Andrew Jones <drjones@xxxxxxxxxx> · Wed, 24 Jan 2018 09:30:28 +0100

On Wed, Jan 24, 2018 at 09:17:55AM +0100, Christoffer Dall wrote:
> Hi Shih-Wei,
> 
> On Fri, Jan 19, 2018 at 04:57:55PM -0500, Shih-Wei Li wrote:
> > Thanks for the feedback about the mistakes in math and some issues in
> > naming, print msg, and coding style. I'll be careful and try to avoid
> > the same problems the next patch set.

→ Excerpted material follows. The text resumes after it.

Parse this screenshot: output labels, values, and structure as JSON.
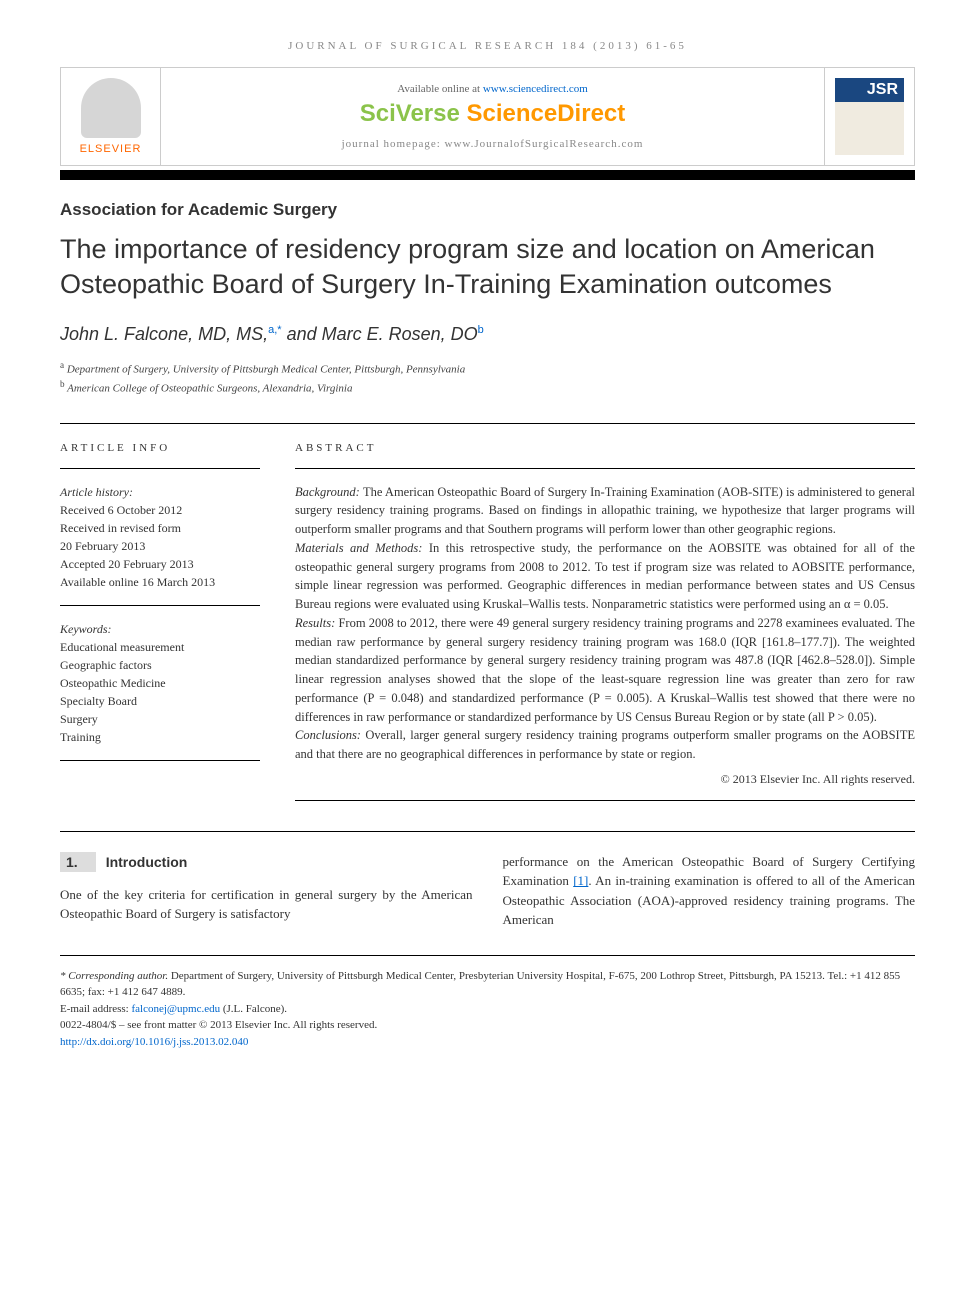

Sorry for all of the confusion.
> > 
> > So we now skip the test when "sample == 0" happens over 1000 times.
> > This is only due to the case that "cost is < 1/cntfrq" since it's not
> > possible for the tick to overflow for that many times. Did I miss
> > something here? I do agree that we should output better msgs to tell
> > users that the cost of a certain test is constantly smaller than a
> > tick.
> > 
> 
> I think for things like vmexit counts, it's very likely that all the
> samples will result in 0 ticks on many systems (fast CPU and slow arch
> counter; the architecture doesn't give us any guarantees here).  For
> example, a system with a 2 GHz CPU and a 1 MHz counter will give you a
> granularity of 2000 cycles for each counter tick, which is not that
> useful for low-level tuning of KVM.
> 
> So what I thought we were going to do was:
> 
> main_test_function()
> {
> 	long ntimes = NTIMES;
> 	long cost, total_cost;
> 
> 	cnt1 = read_cnt();
> 	do {
> 		run_test();
> 	} while(ntimes--);
> 	cnt2 = read_cnt();
> 
> 	if (verify_sane_counter(cnt1, cnt2))
> 		return;
> 
> 	total_cost = to_nanoseconds(cnt2 - cnt1);
> 	cost = total_cost / NTIMES;
> 	printf("testname: %l (%l)\n", cost, total_cost);
> }
> 
> And in that way amortize the potential lack of precision over all the
> iterations.  Did I miss some prior discussion about why that was a bad
> idea?

Not that I know of, but I missed the above proposal, which I completely
agree with.

> 
> It would also be possible to have two functions, one that does the above
> and one that does a per-run measurement, in case the user wants to know
> min/max/stddev and is running on a system with sufficient precision.
> The method could be chosen via an argument.

We should be able to just make NTIMES variable, setting it to one when a
per-run measurement is desired, right? Anyway, I'm fine with having set
to a reasonable value, not variable / no argument, for initial merge.

Thanks,
drew